What are this project's goals and how will you achieve them?

1st stage: A preprint on Arxiv around the Christmas time

2nd stage: A publication on Transactional Machine Learning Research

3rd stage: A nature publication (not certain for now)

We've already gathered a team to work on it and we've set up the framing for the project.

The next step would be mainly about writing. In particular, this interdisciplinary project will be involved in many discussions between neuroscience and machine learning communities.

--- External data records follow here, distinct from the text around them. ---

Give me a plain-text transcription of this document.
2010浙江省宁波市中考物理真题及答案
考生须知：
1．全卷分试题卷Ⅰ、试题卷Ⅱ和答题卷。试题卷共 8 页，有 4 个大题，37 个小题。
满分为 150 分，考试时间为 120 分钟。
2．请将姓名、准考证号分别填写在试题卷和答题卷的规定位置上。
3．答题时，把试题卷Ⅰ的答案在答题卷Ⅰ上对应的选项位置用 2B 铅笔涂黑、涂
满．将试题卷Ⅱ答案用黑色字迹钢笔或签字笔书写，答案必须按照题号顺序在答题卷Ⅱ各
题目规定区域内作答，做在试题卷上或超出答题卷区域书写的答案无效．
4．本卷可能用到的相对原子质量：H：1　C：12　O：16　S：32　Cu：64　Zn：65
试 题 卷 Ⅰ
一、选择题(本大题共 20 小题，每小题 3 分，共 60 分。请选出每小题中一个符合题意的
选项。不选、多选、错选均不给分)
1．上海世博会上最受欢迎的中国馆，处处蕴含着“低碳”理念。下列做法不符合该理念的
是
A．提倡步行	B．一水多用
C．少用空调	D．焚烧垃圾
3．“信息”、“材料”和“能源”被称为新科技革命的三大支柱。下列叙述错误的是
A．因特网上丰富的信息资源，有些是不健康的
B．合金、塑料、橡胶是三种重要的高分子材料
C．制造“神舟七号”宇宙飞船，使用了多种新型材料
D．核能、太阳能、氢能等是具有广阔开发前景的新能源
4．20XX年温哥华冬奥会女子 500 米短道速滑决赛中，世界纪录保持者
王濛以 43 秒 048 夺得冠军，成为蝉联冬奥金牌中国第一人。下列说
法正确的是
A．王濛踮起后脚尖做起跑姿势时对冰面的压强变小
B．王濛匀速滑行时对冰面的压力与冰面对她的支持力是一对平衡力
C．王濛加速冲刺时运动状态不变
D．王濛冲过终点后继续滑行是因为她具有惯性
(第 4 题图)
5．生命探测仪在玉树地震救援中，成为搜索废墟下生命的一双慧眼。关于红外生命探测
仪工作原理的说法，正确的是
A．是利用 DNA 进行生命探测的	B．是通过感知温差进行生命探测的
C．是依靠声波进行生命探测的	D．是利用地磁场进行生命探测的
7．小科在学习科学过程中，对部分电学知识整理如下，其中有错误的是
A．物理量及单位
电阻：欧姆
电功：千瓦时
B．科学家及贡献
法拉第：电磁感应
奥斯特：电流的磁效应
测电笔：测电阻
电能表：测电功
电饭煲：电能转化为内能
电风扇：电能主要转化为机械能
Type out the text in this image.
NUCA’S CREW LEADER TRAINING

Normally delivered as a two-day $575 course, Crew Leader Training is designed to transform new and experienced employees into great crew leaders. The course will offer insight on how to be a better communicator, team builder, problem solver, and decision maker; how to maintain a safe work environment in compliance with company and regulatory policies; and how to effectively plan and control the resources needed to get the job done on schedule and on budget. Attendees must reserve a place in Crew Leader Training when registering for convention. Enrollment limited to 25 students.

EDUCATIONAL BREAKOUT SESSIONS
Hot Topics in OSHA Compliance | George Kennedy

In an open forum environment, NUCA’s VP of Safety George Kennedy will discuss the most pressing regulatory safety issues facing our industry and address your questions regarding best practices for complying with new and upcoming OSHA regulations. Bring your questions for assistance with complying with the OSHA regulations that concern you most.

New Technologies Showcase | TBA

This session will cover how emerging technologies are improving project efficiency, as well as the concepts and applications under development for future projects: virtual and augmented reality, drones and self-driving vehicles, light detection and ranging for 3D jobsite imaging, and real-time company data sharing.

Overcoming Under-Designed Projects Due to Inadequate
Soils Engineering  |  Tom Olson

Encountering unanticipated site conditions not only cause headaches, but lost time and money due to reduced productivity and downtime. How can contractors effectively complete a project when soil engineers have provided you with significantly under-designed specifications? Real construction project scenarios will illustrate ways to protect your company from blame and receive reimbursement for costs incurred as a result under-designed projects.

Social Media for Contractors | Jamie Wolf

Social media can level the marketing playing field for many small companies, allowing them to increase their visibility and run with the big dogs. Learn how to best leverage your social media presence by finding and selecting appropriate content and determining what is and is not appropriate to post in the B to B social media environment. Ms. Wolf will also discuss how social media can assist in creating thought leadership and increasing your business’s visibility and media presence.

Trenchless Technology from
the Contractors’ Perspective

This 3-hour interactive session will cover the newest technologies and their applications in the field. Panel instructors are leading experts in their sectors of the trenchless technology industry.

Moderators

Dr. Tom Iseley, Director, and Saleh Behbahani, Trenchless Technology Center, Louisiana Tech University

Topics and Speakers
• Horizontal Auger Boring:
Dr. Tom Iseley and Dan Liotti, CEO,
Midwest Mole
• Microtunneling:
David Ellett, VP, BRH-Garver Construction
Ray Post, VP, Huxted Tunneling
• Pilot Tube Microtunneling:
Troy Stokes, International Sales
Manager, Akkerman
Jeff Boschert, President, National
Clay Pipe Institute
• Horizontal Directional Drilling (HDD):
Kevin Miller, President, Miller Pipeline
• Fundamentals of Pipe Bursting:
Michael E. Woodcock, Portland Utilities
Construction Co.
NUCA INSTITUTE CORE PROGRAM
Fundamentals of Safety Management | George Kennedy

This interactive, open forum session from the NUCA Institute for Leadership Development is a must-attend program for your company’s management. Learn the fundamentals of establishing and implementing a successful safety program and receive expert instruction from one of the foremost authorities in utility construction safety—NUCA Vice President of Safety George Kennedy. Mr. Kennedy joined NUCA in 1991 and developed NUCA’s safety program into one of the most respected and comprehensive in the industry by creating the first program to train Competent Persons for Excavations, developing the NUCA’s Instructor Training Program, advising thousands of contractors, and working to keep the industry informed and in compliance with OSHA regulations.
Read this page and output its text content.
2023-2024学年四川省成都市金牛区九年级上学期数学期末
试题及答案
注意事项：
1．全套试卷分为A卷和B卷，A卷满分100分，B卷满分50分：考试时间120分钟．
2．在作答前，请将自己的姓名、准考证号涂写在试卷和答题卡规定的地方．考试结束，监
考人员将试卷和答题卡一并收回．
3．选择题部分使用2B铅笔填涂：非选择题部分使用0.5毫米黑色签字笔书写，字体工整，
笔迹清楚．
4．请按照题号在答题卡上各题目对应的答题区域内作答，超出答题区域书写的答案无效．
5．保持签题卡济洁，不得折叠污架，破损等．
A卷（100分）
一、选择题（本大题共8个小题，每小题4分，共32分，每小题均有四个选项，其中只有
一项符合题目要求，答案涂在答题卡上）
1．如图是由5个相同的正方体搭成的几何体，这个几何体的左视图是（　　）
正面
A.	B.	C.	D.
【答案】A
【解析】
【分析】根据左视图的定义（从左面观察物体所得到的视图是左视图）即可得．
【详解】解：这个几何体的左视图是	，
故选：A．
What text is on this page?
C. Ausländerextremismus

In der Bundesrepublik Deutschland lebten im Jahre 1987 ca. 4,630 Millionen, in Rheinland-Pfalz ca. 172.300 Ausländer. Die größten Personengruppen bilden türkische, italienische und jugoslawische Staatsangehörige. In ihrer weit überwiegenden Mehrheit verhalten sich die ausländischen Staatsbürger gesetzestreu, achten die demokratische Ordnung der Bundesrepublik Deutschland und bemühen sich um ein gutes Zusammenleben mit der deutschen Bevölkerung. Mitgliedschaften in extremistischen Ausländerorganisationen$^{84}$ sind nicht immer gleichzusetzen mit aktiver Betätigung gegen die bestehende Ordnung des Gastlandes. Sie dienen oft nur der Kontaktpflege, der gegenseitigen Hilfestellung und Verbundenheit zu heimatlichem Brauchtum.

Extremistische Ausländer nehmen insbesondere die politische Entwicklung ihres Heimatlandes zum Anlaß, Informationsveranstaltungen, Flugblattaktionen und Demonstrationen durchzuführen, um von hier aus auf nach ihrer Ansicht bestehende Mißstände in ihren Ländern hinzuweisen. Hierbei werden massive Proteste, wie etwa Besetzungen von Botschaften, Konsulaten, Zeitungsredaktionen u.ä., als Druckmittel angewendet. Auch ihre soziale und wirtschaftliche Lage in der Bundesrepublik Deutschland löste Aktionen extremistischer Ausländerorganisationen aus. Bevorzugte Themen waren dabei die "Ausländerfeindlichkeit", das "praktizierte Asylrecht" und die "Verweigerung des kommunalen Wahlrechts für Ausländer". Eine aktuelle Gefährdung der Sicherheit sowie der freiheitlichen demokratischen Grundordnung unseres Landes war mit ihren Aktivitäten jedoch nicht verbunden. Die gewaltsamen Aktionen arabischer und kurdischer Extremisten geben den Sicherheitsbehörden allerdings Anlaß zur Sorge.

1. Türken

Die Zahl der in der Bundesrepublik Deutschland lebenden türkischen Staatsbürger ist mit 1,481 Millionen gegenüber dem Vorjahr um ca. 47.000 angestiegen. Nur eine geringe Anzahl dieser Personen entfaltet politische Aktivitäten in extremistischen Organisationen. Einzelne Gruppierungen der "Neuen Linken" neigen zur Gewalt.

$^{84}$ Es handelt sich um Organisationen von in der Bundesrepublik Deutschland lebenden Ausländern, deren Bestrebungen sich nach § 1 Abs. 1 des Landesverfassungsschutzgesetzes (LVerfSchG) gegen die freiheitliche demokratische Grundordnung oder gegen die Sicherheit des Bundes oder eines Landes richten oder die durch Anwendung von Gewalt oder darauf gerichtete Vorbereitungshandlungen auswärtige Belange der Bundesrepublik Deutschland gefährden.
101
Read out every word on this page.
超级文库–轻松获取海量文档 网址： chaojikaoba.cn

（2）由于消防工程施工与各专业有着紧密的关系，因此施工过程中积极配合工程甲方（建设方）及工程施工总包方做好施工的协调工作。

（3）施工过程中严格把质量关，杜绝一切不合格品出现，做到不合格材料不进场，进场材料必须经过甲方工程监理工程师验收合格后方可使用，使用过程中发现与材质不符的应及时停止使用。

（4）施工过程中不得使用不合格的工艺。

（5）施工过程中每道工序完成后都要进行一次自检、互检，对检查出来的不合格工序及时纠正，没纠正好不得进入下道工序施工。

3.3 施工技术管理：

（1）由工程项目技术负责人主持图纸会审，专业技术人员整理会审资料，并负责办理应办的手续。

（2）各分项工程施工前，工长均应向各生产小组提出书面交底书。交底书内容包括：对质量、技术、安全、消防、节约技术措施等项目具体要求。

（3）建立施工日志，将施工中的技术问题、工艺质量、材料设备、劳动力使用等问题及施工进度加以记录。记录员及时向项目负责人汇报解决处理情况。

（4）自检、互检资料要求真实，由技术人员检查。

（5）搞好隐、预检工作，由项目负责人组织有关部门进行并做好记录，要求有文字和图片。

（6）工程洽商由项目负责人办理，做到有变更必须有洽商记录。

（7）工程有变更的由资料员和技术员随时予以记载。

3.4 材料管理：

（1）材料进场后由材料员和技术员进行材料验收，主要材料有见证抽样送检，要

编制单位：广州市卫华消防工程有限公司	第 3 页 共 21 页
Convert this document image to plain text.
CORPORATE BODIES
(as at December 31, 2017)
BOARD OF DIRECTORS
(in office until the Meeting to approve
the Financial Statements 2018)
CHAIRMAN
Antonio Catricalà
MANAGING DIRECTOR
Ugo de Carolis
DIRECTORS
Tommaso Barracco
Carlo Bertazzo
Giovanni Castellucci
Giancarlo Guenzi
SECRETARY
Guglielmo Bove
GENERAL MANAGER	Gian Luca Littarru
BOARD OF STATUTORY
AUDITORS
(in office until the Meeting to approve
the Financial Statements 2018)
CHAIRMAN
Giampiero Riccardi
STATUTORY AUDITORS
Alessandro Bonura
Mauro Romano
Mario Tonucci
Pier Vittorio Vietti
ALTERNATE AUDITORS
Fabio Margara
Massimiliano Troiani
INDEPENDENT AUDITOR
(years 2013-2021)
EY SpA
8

How will this funding be used?

4~8 weeks salary, $600 a week.

Who is on your team and what's your track record on similar projects?

Interpretability:

Stephen Casper
Wes Gurnee

ML:

Katie Collins
Adrian Weller
George Ogden

Neuroscience and cognitive science:

Jascha Achterberg (anchor author)
Yinzhu Yang
Dan Akarca
Linda Tang
Rebeca Ianov
Kevin Nejad
Grace Lindsay (anchor author)
Anna Ivanova (co-first-author)
Ilia Sucholutsky
Aruna Sankaranarayanan
Kai Sandbrink

What are the most likely causes and outcomes if this project fails? (premortem)

The mapping between two fields can be more difficult than expected.
- The outcome would be that confidence in the final writeup will be lower than expected, and we may not publish the nature paper in the end.
- The countermeasure would be at least, to include top experts from two fields to have conversations.
As one first-author of this paper, I likely don't have in-depth expertise in either interpretability or neuroscience.
- The mapping would be superficial.
- The countermeasure is trying to learn as much as possible by having conversations with experts, and potentially conducting experiments as early as possible.
It's possible that we found the mapping between two fields are more conceptual/algorithmic levels, rather than implementation level (or even representational level). And future researchers may not directly borrow one technique from neuroscience and hope it magically works for neural networks.
- We would not necessarily regard this as a failure, it's more like setting up realistic expectations.
- At least we may also point out where we think neuroscience can be misleading for science deep learning, as part of the mapping.
- "Some inspiration from neuroscience" is also very helpful, although it may not be direct.

What other funding are you or your project getting?

None for no.